Joey Gallo hesitated and leaned forward, watching the ball skip past Astros catcher Brian McCann. Twice he lunged forward, and twice he pulled up before leaning hard and pumping his legs into a full sprint towards home plate. Joey Gallo is a large man, but he is also deceptively fast. It is possible that McCann heard his teammates yelling that Gallo was trying to score.
It is equally as possible that the Earth shook.
Either way, the catcher retrieved the ball and flipped it towards home plate where Astros starting pitcher Joe Musgrove–the only player on the field taller than Gallo–caught it and applied the tag. Gallo was ruled out, but now there were a whole mess of things that needed to be sorted out before the top of the second inning could continue in Houston.
Here’s what we did know at that moment in time. Yu Darvish had retired the first three Astros he had faced. This was important because Darvish has, at more times than any other inning, struggled in the first. When he retired George Springer, Josh Reddick, and Jose Altuve on six pitches, he put the world on notice that he was planning on being Yu Darvish this evening.
We knew that Musgrove had also retired the first three batters he had faced, then retired two more before allowing a single to Jonathan Lucroy with two outs in the second inning. Then Rougned Odor had tripled into the left-centerfield gap, driving in Lucroy and diving into third base ahead of the throw with all the grace of a wolverine pouncing on its prey.

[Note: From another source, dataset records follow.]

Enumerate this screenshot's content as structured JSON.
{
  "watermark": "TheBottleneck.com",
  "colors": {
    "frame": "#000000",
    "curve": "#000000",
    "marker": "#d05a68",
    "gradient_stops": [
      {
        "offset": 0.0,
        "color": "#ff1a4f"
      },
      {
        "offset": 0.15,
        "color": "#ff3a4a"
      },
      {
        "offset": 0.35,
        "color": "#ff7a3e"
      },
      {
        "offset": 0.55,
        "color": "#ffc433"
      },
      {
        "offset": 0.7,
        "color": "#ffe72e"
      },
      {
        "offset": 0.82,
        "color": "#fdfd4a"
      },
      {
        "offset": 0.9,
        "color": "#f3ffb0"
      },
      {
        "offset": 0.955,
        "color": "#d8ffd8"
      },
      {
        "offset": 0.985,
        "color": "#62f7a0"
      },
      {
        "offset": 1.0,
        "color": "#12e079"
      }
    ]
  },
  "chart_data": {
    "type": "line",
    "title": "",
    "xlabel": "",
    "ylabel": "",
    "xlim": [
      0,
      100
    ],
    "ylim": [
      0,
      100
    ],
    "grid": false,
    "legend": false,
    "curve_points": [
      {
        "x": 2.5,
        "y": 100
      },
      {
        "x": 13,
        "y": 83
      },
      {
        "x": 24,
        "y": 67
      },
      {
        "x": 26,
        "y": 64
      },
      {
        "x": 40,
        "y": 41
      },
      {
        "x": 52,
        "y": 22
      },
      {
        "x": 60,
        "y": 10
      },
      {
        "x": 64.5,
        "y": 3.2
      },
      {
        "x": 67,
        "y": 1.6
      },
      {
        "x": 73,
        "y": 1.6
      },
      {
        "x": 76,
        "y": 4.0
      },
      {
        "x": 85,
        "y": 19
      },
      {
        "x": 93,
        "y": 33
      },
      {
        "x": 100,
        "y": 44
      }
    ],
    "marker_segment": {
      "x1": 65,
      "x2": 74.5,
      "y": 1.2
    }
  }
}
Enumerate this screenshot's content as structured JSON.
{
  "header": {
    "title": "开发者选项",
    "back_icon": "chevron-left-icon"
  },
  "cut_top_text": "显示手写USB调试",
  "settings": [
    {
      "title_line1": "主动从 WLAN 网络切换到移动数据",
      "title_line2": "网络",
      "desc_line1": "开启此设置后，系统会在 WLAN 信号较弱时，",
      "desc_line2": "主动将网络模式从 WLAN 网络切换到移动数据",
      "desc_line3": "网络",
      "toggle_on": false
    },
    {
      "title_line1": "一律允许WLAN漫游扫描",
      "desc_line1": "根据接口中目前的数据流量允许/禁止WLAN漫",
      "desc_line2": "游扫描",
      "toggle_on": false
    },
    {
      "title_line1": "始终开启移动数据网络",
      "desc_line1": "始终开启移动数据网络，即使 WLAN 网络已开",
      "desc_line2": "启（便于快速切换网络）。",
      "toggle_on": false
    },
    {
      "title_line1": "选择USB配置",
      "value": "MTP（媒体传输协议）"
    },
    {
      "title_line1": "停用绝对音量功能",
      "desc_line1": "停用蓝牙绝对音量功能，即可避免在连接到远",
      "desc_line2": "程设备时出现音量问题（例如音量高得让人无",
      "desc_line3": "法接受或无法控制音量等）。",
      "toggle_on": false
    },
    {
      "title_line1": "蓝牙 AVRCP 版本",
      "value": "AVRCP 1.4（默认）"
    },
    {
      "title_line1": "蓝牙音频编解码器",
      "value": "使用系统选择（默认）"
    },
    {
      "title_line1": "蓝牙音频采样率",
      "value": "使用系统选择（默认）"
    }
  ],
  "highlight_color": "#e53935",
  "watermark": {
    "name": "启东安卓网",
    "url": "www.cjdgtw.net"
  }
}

Then Gallo hit a ball to right field, and for the time being, the details started to get hazy. Josh Reddick appeared to leap high enough to catch the ball, extending his glove well above the rim of the wall, but the ball (and Reddick) bounced hard back towards the field of play. (Reddick would later leave with concussion symptoms, or as the MLB At-Bat app so delicately put it: "injured head")
You play it out in baseball. If it was later ruled to be a home run, no one would chastise you for hustling in the meantime. And so Gallo did, legging out the second Rangers triple in as many batters. Then the ball got past McCann, and… okay, we’re all caught up here.
Jeff Banister challenged the play, and after multiple trips between the headphones and the manager, the umpires determined that no, the ball had not cleared the outfield wall and yes, Gallo was out at home plate, ending the inning, both plays decided by no more than six combined inches. It was a weird play, but the end result was this: the Rangers had a 2-0 lead over the Astros.
Darvish continued his dominance, finishing his evening after 7 innings, having allowed just one lone hit, an Alex Bregman blooper to left field that it appeared Nomar Mazara got a bad break on, leaning in and sliding for, but unable to rein in. That, too, missed by just a few inches, and as a result, Carlos Beltran (who had earlier walked) scored the Astros’ first and only run.
And yet, despite the sort of little breaks that often frustrate and baffle teams, the Rangers still had a lead.
In the sixth inning, it grew; Adrian Beltre’s double off the wall scoring Elvis Andrus to make it 3-1.
In the eighth, it grew again, this time exponentially. After a leadoff walk by Delino DeShields was followed by a Shin-Soo Choo single, Astros Manager A.J. Hinch summoned Dayan Diaz, who struck out Andrus and Beltre. It appeared he was going to thwart any hopes of an insurance run.
But then Nomar Mazara scorched a home run to center field, making it 6-1 and putting the game well out of reach. Jeremy Jeffress emerged from the visitor’s bullpen and while he did allow a hit, a walk, and one hit batsman in his two innings of work, he didn’t allow any Astros to score.
The Rangers are now 2-6 against the Astros in 2017, so perhaps it’s not time to text your Houstonian friends just yet. But Texas has now won the first four games of a six-game road trip against first-place teams. They’re still 12 games back in the division, but the narrative has changed this week, inch by inch.